OpenCompass

🧭 Navigate the world of large language models with OpenCompass! 🌐 This AI tool offers objective ratings, evaluation datasets, and diverse evaluation methods for over 100 language models and 50 multimodal models. Dive into the open-source community and join the model challenge today! 🚀 #AI

CompassHub is an open platform for sharing and publishing evaluation datasets and leaderboards within the community.

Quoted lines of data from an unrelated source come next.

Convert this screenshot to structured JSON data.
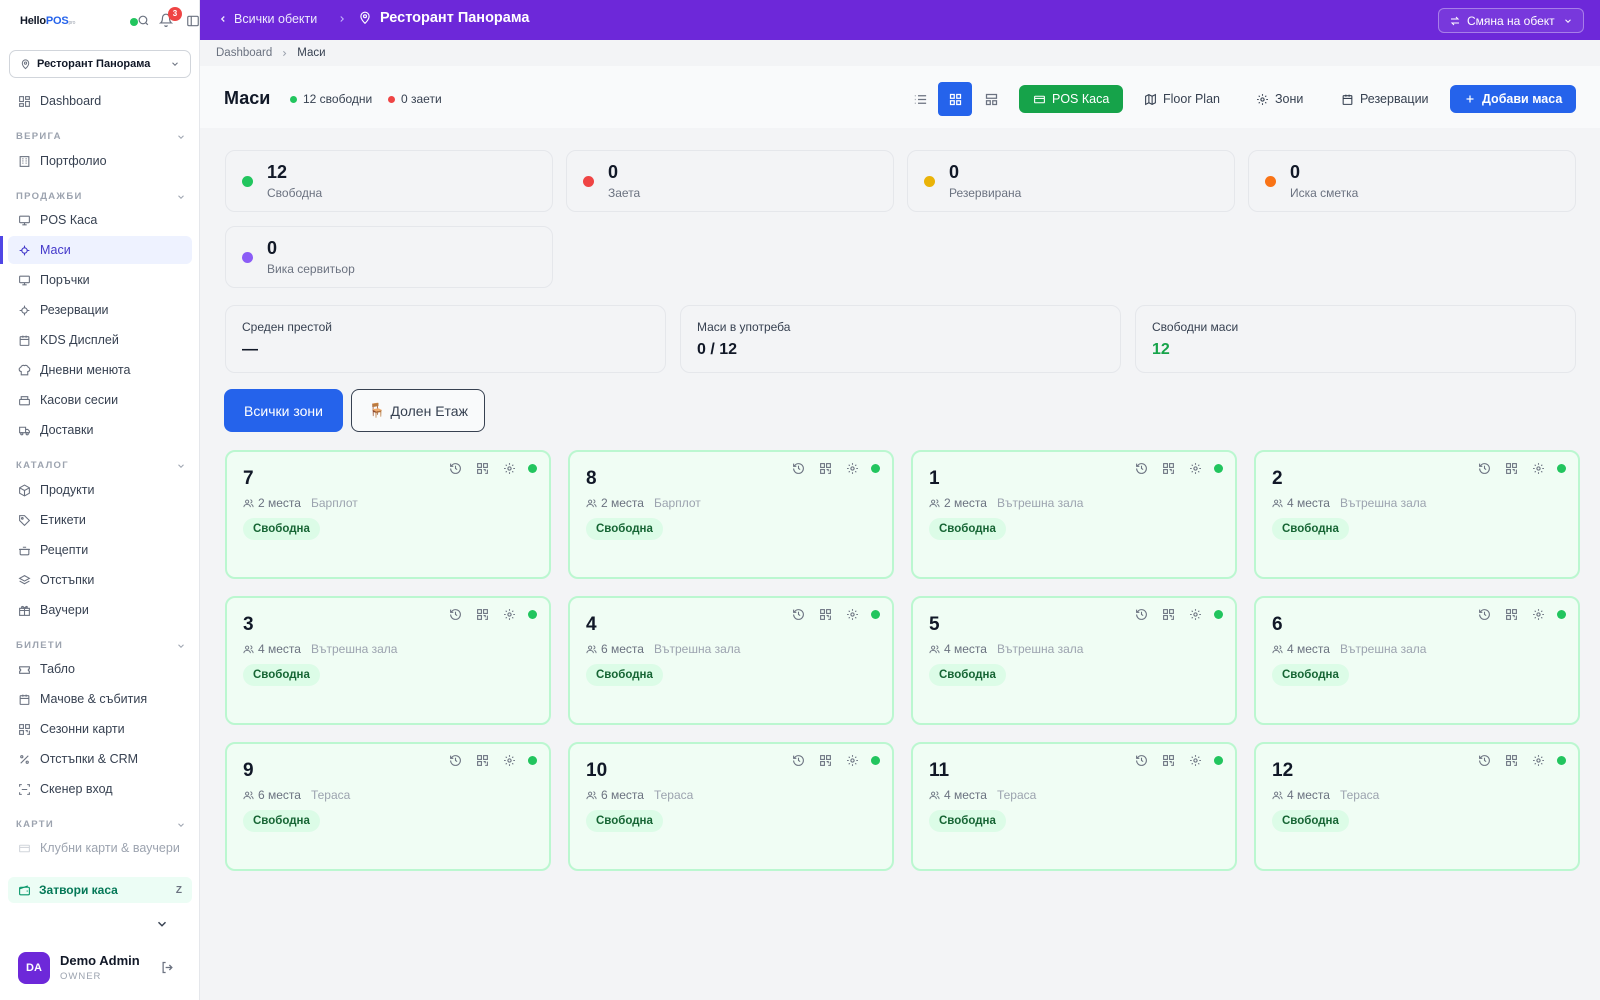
{
  "sidebar": {
    "logo": {
      "main": "Hello",
      "accent": "POS",
      "suffix": "pro"
    },
    "notifications_count": "3",
    "venue_select": "Ресторант Панорама",
    "dashboard": "Dashboard",
    "sections": {
      "chain": "ВЕРИГА",
      "sales": "ПРОДАЖБИ",
      "catalog": "КАТАЛОГ",
      "tickets": "БИЛЕТИ",
      "cards": "КАРТИ"
    },
    "items": {
      "portfolio": "Портфолио",
      "pos": "POS Каса",
      "tables": "Маси",
      "orders": "Поръчки",
      "reservations": "Резервации",
      "kds": "KDS Дисплей",
      "daily_menus": "Дневни менюта",
      "cash_sessions": "Касови сесии",
      "deliveries": "Доставки",
      "products": "Продукти",
      "labels": "Етикети",
      "recipes": "Рецепти",
      "discounts": "Отстъпки",
      "vouchers": "Ваучери",
      "board": "Табло",
      "matches": "Мачове & събития",
      "season_cards": "Сезонни карти",
      "discounts_crm": "Отстъпки & CRM",
      "scanner": "Скенер вход",
      "club_cards": "Клубни карти & ваучери"
    },
    "close_cash": "Затвори каса",
    "close_cash_key": "Z",
    "user": {
      "initials": "DA",
      "name": "Demo Admin",
      "role": "OWNER"
    }
  },
  "topbar": {
    "back": "Всички обекти",
    "venue": "Ресторант Панорама",
    "change_venue": "Смяна на обект"
  },
  "breadcrumb": {
    "root": "Dashboard",
    "current": "Маси"
  },
  "header": {
    "title": "Маси",
    "free": "12 свободни",
    "occupied": "0 заети",
    "pos_button": "POS Каса",
    "floor_plan": "Floor Plan",
    "zones": "Зони",
    "reservations": "Резервации",
    "add_table": "Добави маса"
  },
  "summary": [
    {
      "value": "12",
      "label": "Свободна",
      "color": "#22c55e"
    },
    {
      "value": "0",
      "label": "Заета",
      "color": "#ef4444"
    },
    {
      "value": "0",
      "label": "Резервирана",
      "color": "#eab308"
    },
    {
      "value": "0",
      "label": "Иска сметка",
      "color": "#f97316"
    },
    {
      "value": "0",
      "label": "Вика сервитьор",
      "color": "#8b5cf6"
    }
  ],
  "metrics": [
    {
      "label": "Среден престой",
      "value": "—"
    },
    {
      "label": "Маси в употреба",
      "value": "0 / 12"
    },
    {
      "label": "Свободни маси",
      "value": "12"
    }
  ],
  "zones": {
    "all": "Всички зони",
    "ground_floor": "Долен Етаж",
    "ground_floor_icon": "🪑"
  },
  "tables": [
    {
      "number": "7",
      "seats": "2 места",
      "zone": "Барплот",
      "status": "Свободна"
    },
    {
      "number": "8",
      "seats": "2 места",
      "zone": "Барплот",
      "status": "Свободна"
    },
    {
      "number": "1",
      "seats": "2 места",
      "zone": "Вътрешна зала",
      "status": "Свободна"
    },
    {
      "number": "2",
      "seats": "4 места",
      "zone": "Вътрешна зала",
      "status": "Свободна"
    },
    {
      "number": "3",
      "seats": "4 места",
      "zone": "Вътрешна зала",
      "status": "Свободна"
    },
    {
      "number": "4",
      "seats": "6 места",
      "zone": "Вътрешна зала",
      "status": "Свободна"
    },
    {
      "number": "5",
      "seats": "4 места",
      "zone": "Вътрешна зала",
      "status": "Свободна"
    },
    {
      "number": "6",
      "seats": "4 места",
      "zone": "Вътрешна зала",
      "status": "Свободна"
    },
    {
      "number": "9",
      "seats": "6 места",
      "zone": "Тераса",
      "status": "Свободна"
    },
    {
      "number": "10",
      "seats": "6 места",
      "zone": "Тераса",
      "status": "Свободна"
    },
    {
      "number": "11",
      "seats": "4 места",
      "zone": "Тераса",
      "status": "Свободна"
    },
    {
      "number": "12",
      "seats": "4 места",
      "zone": "Тераса",
      "status": "Свободна"
    }
  ]
}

CompassRank provides objective scores and rankings for top-tier large language models and multimodal models.
OpenCompass performs in-depth evaluations of large language models across eight key capabilities and 29 core tasks using over 100 evaluation datasets.
The evaluation toolkit, CompassKit, offers a rich set of evaluation datasets and model templates for model evaluation.
Over 100 major language models and over 50 multimodal models have joined the evaluation on CompassRank.
Evaluation on OpenCompass includes various methods such as zero-shot, few-shot, and chain-of-thought evaluations across 40+ HuggingFace and API models.
The OpenCompass platform supports efficient distributed evaluation of models with hundreds of billions of parameters.
OpenCompass emphasizes open-source, reproducibility, rich model support, distributed evaluation, and diverse evaluation methods.
The OpenCompass Partner Program allows datasets to become part of official leaderboards or specialized leaderboards recognized in specific industries.
Individuals and organizations can contribute datasets to CompassHub and participate in the model challenge on CompassRank.